ABA recommends that the definition of family member be broadened to include the founders’ step-parents, step-grandparents and grandparents and the spouses and spousal equivalents of all of these individuals as well as allowing for siblings and lineal descendants.
-Davis Polk & Wardwell also sees the definition of founder as too narrow. “We suggest permitting each of the natural persons who set up the office (and the spouse or spousal equivalent of each such person) collectively to be considered the founders (i.e., of the family office) but requiring that these founders (each of whom must be alive at the time the office is set up) have a common parent, grandparent or great-grandparent (i.e., the founders may be related as siblings, cousins or second cousins),” it wrote. “Correspondingly, we believe that the lineal descendants (whether by birth or adoption, and including step-relationships) of such common great-grandparent, and such descendants’ spouses (or spousal equivalents) should be included in the definition of family member.”

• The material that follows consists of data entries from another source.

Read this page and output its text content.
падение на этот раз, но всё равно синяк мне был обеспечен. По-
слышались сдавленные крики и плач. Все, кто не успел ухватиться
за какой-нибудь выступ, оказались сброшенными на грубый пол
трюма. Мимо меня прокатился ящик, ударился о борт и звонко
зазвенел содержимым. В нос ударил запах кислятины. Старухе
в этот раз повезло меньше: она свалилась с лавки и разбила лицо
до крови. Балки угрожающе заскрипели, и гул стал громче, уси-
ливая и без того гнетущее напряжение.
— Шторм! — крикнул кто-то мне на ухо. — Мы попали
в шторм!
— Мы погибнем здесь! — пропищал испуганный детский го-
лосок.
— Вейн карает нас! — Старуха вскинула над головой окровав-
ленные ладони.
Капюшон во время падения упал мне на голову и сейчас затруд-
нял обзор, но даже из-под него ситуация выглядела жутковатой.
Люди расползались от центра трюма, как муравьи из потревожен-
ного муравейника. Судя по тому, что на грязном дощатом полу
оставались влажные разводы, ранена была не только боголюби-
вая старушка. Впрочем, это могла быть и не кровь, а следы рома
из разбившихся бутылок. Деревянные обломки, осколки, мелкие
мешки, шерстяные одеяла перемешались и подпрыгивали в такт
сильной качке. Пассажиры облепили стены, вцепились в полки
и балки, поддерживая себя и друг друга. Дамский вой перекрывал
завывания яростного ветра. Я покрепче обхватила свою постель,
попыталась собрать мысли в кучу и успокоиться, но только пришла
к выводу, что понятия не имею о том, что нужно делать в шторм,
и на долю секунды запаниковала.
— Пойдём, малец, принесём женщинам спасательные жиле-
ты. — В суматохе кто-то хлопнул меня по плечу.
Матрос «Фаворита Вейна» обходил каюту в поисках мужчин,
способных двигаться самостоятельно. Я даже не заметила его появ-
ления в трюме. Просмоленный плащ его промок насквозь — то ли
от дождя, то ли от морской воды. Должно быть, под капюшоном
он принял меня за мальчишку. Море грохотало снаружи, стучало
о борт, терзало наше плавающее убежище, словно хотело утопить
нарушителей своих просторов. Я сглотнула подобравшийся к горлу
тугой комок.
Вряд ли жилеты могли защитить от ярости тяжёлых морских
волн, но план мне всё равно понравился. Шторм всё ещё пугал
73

-The Blum Firm, a law firm, suggests that the definition of a family member should be expanded to “include any trust for the sole benefit of one or more family members and any estate existing for the sole benefit of one or more family clients. In many cases, once the founders have passed away, their interest in the family office will no longer be owned by a natural person. This is the case because many wealthy individuals transfer all of their assets into a trust(s) for the benefit of their descendants.”
The Blum Firm’s stance on including trusts was echoed by several other commenters.
The SEC estimates there are between 2,500-3,000 single family offices managing more than $1.2 trillion in assets. It must adopt a rule defining an exempt family office before the sweeping regulation goes into effect next July.